Applied Digital's stock surged over 25% on February 6, 2026, after announcing $50 million in senior secured financing for its Polaris Forge 2 data center, reflecting market optimism about its AI infrastructure build-out. This financing supports the company's capital-intensive projects, which include long-term leases with tenants like CoreWeave and an investment-grade hyperscaler, anchoring a $16B+ backlog. However, the DeepValue report reveals that APLD operates with severe financial strain, including $2.35 billion in 9.25% senior secured notes, negative interest coverage of -2.1x, and negative free cash flow of -$568M as of November 2025. The $50 million injection is trivial relative to its massive debt and ongoing capital needs, failing to address core vulnerabilities like customer concentration and execution risks. Despite the price jump, APLD's valuation at $33.88 already prices in perfect execution while ignoring the high probability of delays or financing hiccups.

Implication

First, the $50 million financing provides minimal relief against APLD's $2.35 billion debt load and does not improve its negative interest coverage. Second, the company remains critically dependent on timely ramp-up of Polaris Forge campuses and the solvency of concentrated tenants like CoreWeave. Third, any project delays or neocloud financing stress could force equity dilution or asset sales, eroding per-share value. Fourth, APLD's stock behaves as a high-beta AI proxy, making it vulnerable to sentiment shifts rather than fundamental improvements.
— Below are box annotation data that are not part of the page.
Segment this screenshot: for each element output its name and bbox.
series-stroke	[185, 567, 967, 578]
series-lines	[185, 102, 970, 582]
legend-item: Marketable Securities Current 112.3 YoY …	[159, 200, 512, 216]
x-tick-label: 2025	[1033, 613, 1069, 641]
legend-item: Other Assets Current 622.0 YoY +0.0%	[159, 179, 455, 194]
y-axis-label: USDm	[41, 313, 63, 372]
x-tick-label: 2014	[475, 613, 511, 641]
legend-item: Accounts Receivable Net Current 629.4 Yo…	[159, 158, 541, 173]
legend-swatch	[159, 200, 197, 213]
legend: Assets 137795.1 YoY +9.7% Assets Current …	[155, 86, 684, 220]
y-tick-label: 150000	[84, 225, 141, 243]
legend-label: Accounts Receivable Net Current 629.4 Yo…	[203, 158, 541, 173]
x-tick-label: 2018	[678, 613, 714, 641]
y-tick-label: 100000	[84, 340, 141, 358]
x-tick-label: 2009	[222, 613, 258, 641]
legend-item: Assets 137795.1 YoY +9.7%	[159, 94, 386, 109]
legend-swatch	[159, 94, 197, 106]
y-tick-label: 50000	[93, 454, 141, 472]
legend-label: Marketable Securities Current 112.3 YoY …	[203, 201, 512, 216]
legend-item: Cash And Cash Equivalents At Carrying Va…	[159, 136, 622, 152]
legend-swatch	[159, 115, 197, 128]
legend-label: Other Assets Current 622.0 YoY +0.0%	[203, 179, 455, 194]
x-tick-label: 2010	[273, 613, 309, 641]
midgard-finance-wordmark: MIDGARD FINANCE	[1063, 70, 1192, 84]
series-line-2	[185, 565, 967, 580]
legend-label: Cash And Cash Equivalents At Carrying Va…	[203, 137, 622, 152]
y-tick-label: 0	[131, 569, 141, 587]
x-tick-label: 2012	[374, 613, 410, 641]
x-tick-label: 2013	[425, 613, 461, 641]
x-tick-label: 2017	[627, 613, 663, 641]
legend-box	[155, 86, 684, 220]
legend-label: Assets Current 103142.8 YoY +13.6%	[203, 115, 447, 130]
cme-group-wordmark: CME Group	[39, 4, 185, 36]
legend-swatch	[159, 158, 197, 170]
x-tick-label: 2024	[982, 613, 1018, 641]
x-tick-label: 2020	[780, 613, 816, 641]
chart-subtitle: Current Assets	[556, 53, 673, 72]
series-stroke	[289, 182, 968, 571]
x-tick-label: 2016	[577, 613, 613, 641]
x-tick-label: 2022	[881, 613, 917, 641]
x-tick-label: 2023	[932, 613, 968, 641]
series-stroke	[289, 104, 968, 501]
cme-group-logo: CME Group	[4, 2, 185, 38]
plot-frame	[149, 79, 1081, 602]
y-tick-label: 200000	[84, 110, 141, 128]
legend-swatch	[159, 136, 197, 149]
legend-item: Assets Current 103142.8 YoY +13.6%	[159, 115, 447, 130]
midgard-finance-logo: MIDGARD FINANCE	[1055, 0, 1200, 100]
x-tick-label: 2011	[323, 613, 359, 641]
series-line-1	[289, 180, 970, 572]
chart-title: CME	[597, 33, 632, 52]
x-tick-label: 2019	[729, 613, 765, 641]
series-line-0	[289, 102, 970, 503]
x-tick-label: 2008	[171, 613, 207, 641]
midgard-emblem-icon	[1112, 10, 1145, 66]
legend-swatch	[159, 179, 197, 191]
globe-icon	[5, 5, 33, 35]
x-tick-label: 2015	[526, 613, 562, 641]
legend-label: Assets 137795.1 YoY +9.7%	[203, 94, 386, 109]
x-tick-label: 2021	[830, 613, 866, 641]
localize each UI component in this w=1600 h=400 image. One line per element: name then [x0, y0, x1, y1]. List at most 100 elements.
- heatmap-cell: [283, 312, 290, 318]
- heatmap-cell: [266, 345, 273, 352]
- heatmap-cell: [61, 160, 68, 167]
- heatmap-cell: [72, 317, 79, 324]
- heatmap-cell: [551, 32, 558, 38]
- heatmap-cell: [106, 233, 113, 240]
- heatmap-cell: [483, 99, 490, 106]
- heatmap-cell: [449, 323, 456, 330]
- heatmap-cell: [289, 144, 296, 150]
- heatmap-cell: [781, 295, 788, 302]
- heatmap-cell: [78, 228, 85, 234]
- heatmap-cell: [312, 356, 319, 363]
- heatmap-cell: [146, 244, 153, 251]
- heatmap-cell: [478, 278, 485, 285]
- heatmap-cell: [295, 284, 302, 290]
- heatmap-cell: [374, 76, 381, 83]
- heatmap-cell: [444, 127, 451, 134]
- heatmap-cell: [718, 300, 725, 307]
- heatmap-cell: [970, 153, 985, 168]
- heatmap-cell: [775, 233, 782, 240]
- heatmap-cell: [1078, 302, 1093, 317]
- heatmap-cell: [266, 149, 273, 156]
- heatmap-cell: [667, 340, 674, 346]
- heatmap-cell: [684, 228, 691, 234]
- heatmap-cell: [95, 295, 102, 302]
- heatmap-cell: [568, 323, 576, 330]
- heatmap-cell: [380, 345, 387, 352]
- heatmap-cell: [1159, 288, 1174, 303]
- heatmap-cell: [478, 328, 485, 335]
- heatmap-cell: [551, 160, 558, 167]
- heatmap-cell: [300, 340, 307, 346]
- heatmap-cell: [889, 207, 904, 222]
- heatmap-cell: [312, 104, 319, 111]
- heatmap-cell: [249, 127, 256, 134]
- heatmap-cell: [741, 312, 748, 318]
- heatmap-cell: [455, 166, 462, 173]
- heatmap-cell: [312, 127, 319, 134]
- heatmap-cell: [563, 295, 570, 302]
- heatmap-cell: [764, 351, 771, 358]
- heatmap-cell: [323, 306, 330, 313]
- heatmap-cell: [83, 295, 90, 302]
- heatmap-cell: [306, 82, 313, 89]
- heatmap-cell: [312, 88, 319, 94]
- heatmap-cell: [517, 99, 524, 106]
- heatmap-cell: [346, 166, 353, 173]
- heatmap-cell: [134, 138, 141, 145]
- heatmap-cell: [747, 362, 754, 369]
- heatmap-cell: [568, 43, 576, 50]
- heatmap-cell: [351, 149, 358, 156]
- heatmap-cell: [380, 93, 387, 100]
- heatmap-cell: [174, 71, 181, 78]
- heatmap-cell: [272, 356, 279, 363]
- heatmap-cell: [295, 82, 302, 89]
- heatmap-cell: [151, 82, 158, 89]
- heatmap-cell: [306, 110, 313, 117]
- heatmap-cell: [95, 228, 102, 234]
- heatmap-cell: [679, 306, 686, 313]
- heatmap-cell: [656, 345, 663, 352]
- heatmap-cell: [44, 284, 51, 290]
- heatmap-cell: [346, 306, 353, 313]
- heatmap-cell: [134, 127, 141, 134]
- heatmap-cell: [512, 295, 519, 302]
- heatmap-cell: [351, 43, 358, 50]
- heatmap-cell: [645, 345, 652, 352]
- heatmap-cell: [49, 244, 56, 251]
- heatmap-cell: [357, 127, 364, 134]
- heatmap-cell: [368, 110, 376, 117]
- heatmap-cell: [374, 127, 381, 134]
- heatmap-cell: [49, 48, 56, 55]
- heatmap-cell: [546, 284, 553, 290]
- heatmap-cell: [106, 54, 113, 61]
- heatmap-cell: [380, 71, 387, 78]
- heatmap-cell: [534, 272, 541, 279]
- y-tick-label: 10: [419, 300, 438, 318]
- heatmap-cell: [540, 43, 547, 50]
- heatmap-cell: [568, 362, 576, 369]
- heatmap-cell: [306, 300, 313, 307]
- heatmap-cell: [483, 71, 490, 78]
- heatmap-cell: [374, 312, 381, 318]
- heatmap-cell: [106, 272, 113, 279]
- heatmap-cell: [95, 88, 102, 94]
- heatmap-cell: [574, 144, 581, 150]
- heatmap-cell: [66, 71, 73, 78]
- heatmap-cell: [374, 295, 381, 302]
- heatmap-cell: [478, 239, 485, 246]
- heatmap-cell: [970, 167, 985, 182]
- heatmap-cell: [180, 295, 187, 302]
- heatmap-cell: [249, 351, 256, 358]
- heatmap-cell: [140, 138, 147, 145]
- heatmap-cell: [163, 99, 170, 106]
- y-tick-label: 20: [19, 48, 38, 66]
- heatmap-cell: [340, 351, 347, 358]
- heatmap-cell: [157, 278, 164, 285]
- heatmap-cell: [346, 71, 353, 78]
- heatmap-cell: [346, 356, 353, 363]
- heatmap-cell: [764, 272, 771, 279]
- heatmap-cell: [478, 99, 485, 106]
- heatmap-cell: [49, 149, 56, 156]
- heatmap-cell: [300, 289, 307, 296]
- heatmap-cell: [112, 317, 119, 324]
Fifth, with the stock above the attractive entry point of $24 and nearing the trim target of $45, investors should reduce exposure or wait for a significant pullback.

Thesis delta

The new financing does not shift the investment thesis, which remains a POTENTIAL SELL due to APLD's overvaluation and unaddressed financial risks. It reinforces the view that minor positive news can drive volatility but fails to mitigate core issues like high leverage and negative profitability. The thesis still hinges on flawless execution over the next 6-18 months, with downside risks outweighing upside potential.